GPU Tic-Tac-Toe : Test
This project implements a classic Tic-Tac-Toe game where two GPUs act as competing players. Each GPU is assigned a strategy to decide its moves. The game board is represented as a 3x3 matrix, and the GPUs take turns placing their marks (X or O) until one wins or the game ends in a draw.
GPU 1 uses a random move selection strategy. GPU 2 uses a minimax-based strategy for optimal play. The goal is to simulate a competition between two GPU kernels, each making decisions independently and updating the shared game state. The game can be replayed using a sequence of board states saved after each move.

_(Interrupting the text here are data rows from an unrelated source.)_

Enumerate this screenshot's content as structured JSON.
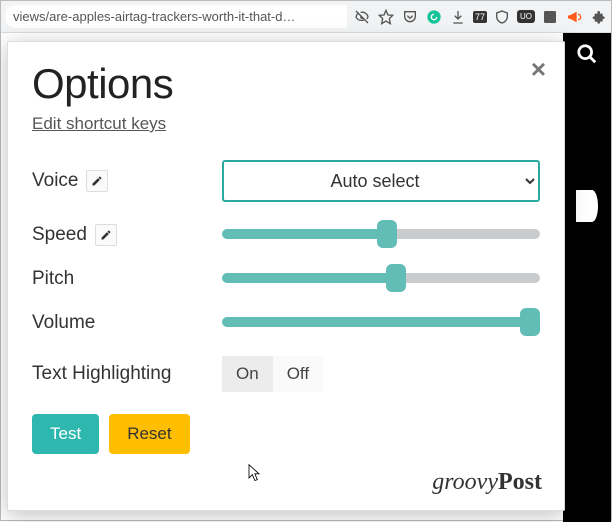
{
  "toolbar": {
    "url_fragment": "views/are-apples-airtag-trackers-worth-it-that-d…",
    "badge77": "77",
    "badgeUO": "UO"
  },
  "panel": {
    "title": "Options",
    "shortcut_link": "Edit shortcut keys",
    "labels": {
      "voice": "Voice",
      "speed": "Speed",
      "pitch": "Pitch",
      "volume": "Volume",
      "highlighting": "Text Highlighting"
    },
    "voice_selected": "Auto select",
    "sliders": {
      "speed": 52,
      "pitch": 55,
      "volume": 100
    },
    "highlight": {
      "on": "On",
      "off": "Off",
      "active": "on"
    },
    "buttons": {
      "test": "Test",
      "reset": "Reset"
    }
  },
  "brand": {
    "left": "groovy",
    "right": "Post"
  }
}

Code Description The code is structured into the following components:
Game Engine (CPU-side):
Initializes the board. Manages turn-taking between GPUs. Checks for win/draw conditions. Stores the board state after each move for replay. GPU Kernels:
GPU 1 Kernel: Implements a simple random move generator. GPU 2 Kernel: Implements a minimax algorithm with alpha-beta pruning for optimal move selection. Data Transfer:
The board state is transferred to the GPU before each move. The selected move is returned to the CPU for validation and update. Replay Generator:
Stores each board state in a list. Outputs the sequence as a JSON or CSV file for visualization.
How to Run Ensure you have:
A CUDA-compatible GPU NVIDIA drivers installed Python with numba, numpy, and json libraries Place both files in the same directory.
Run the game: python gpu_tic_tac_toe_game.py
This will simulate a game between two GPU players and save the move history in tic_tac_toe_history.json.